Floridians’ confidence in their own financial status dipped sharply during August, reaching the lowest point in the past year as all five index sectors showed a clear decline, a University of Florida consumer survey revealed.
With the exception of only one demographic group — those aged 60 and up — residents registered loss of optimism, with numerical measurements marking a 10.5 point drop in perceptions of one’s own financial situation; and a lesser, 3.1 point decline for the possibility of making a large purchase.
Consumers in the Sunshine State relayed just a minimal drop in their perception of national economic conditions, at only 1.9 points less.

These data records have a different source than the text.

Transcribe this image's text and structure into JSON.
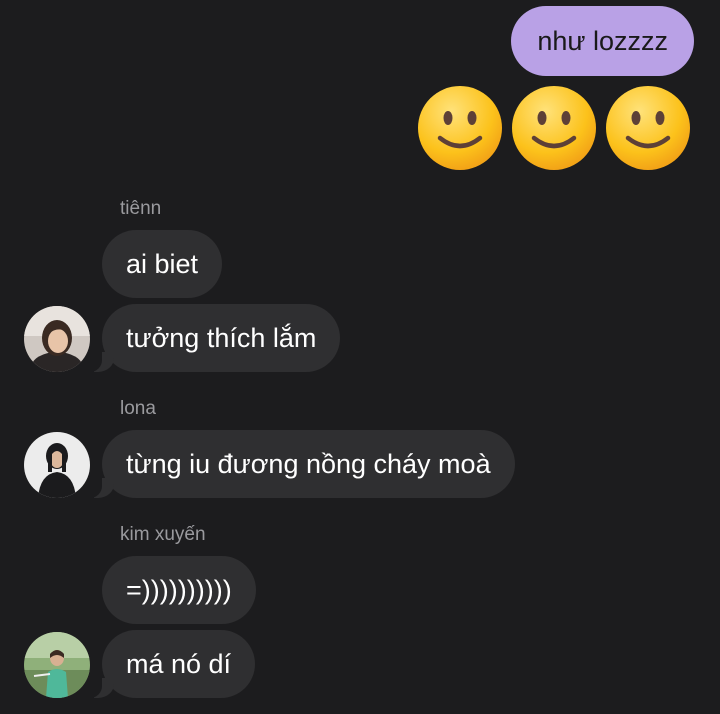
{
  "outgoing": {
    "text": "như lozzzz",
    "emoji_row": [
      "slightly-smiling-face",
      "slightly-smiling-face",
      "slightly-smiling-face"
    ],
    "bubble_color": "#b9a1e6"
  },
  "groups": [
    {
      "sender": "tiênn",
      "messages": [
        "ai biet",
        "tưởng thích lắm"
      ]
    },
    {
      "sender": "lona",
      "messages": [
        "từng iu đương nồng cháy moà"
      ]
    },
    {
      "sender": "kim xuyến",
      "messages": [
        "=))))))))))",
        "má nó dí"
      ]
    }
  ],
  "colors": {
    "background": "#1c1c1e",
    "incoming_bubble": "#2f2f31",
    "sender_name": "#9a9a9e"
  }
}
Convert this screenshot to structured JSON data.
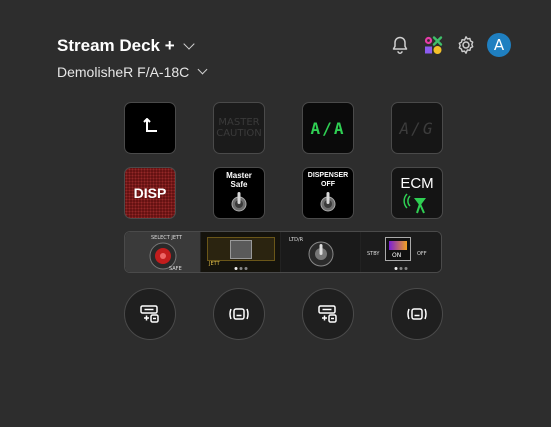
{
  "header": {
    "title": "Stream Deck +",
    "profile": "DemolisheR F/A-18C"
  },
  "top_icons": [
    "bell-icon",
    "marketplace-icon",
    "gear-icon",
    "account-avatar"
  ],
  "avatar_letter": "A",
  "keys": [
    {
      "name": "back",
      "icon": "back-arrow-icon"
    },
    {
      "name": "master-caution",
      "label": "MASTER\nCAUTION"
    },
    {
      "name": "aa",
      "label": "A/A"
    },
    {
      "name": "ag",
      "label": "A/G"
    },
    {
      "name": "disp",
      "label": "DISP"
    },
    {
      "name": "master-safe",
      "label": "Master\nSafe"
    },
    {
      "name": "dispenser-off",
      "label": "DISPENSER\nOFF"
    },
    {
      "name": "ecm",
      "label": "ECM"
    }
  ],
  "dials": [
    {
      "label": "SELECT JETT",
      "sub": "SAFE"
    },
    {
      "label": "JETT"
    },
    {
      "label": "LTD/R"
    },
    {
      "label_left": "STBY",
      "label_on": "ON",
      "label_right": "OFF"
    }
  ],
  "round_buttons": [
    "add-action-icon",
    "dial-action-icon",
    "add-action-icon",
    "dial-action-icon"
  ],
  "colors": {
    "background": "#2d2d2d",
    "avatar": "#1f7fc0",
    "aa_green": "#2fcf53"
  }
}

“Most of the pessimism in August stems from the perceptions of personal finance situation now compared with a year ago and the expectations of personal finance situation one year from now, as these two components account for more than three-quarters of the change in the index,” Hector Sandoval, who directs the Economic Analysis Program at UF’s Bureau of Economic and Business Research (BEBR), said.

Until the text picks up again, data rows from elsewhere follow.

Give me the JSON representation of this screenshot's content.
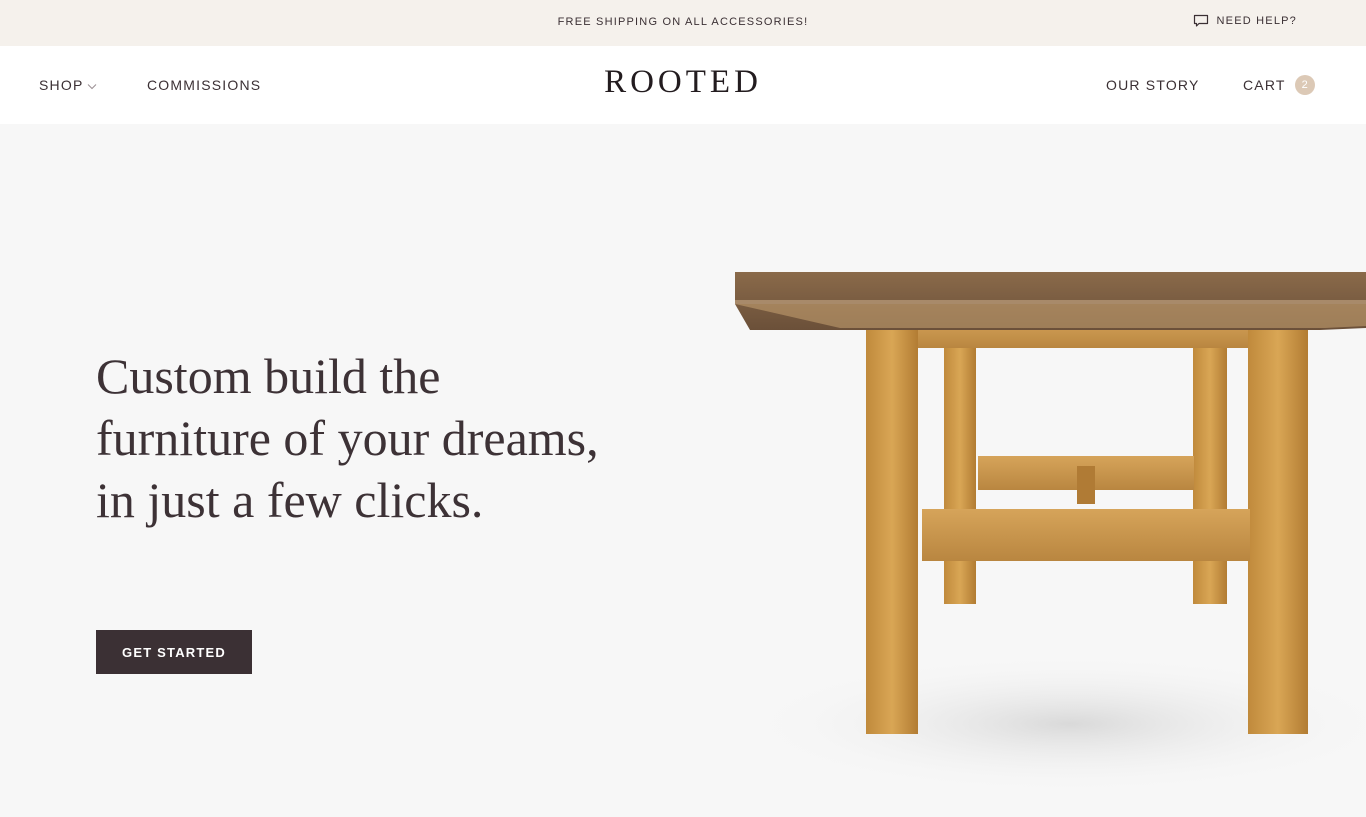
{
  "announcement": {
    "text": "FREE SHIPPING ON ALL ACCESSORIES!",
    "help_label": "NEED HELP?"
  },
  "nav": {
    "shop_label": "SHOP",
    "commissions_label": "COMMISSIONS",
    "logo": "ROOTED",
    "our_story_label": "OUR STORY",
    "cart_label": "CART",
    "cart_count": "2"
  },
  "hero": {
    "headline": "Custom build the furniture of your dreams, in just a few clicks.",
    "cta_label": "GET STARTED"
  },
  "icons": {
    "help": "chat-bubble-icon",
    "shop_dropdown": "chevron-down-icon"
  },
  "colors": {
    "announce_bg": "#f5f1ec",
    "text": "#3b3034",
    "cta_bg": "#3b3034",
    "badge": "#dcc9b6",
    "hero_bg": "#f7f7f7"
  }
}
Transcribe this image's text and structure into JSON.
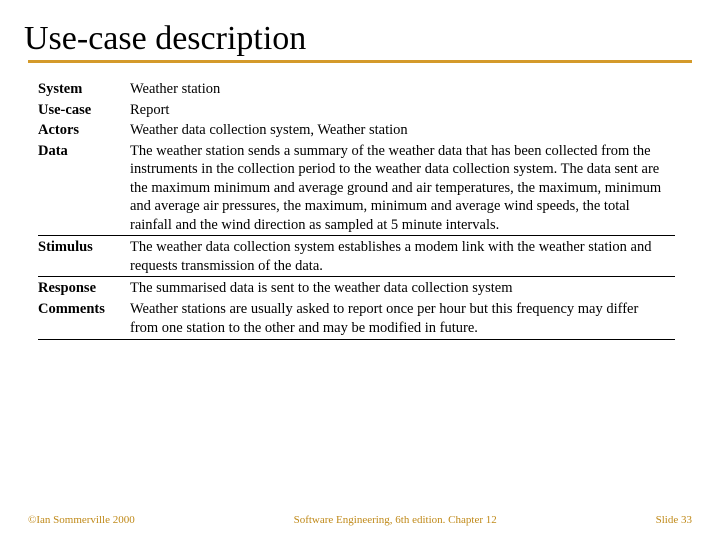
{
  "title": "Use-case description",
  "rows": [
    {
      "label": "System",
      "value": "Weather station"
    },
    {
      "label": "Use-case",
      "value": "Report"
    },
    {
      "label": "Actors",
      "value": "Weather data collection system, Weather station"
    },
    {
      "label": "Data",
      "value": "The weather station sends a summary of the weather data that has been collected from the instruments in the collection period to the weather data collection system. The data sent are the maximum minimum and average ground and air temperatures, the maximum, minimum and average air pressures, the maximum, minimum and average wind speeds, the total rainfall and the wind direction as sampled at 5 minute intervals."
    },
    {
      "label": "Stimulus",
      "value": "The weather data collection system establishes a modem link with the weather station and requests transmission of the data."
    },
    {
      "label": "Response",
      "value": "The summarised data is sent to the weather data collection system"
    },
    {
      "label": "Comments",
      "value": "Weather stations are usually asked to report once per hour but this frequency may differ from one station to the other and may be modified in future."
    }
  ],
  "footer": {
    "left": "©Ian Sommerville 2000",
    "center": "Software Engineering, 6th edition. Chapter 12",
    "right": "Slide 33"
  }
}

Overall, Florida residents’ consumer sentiment stands 26.8 points higher than that of five years ago, when the state was just emerging from the recession. Sandoval said that with the exception of July, the reading shows a slight decline over the last six months.
“We should keep in mind that consumer sentiment is in part designed to predict consumer spending,” Chris McCarty, BEBR director, said. “This is one of the indicators that raises questions for Federal Reserve Board members when they consider whether to raise interest rates … Most economists do not expect a rate increase any time soon.”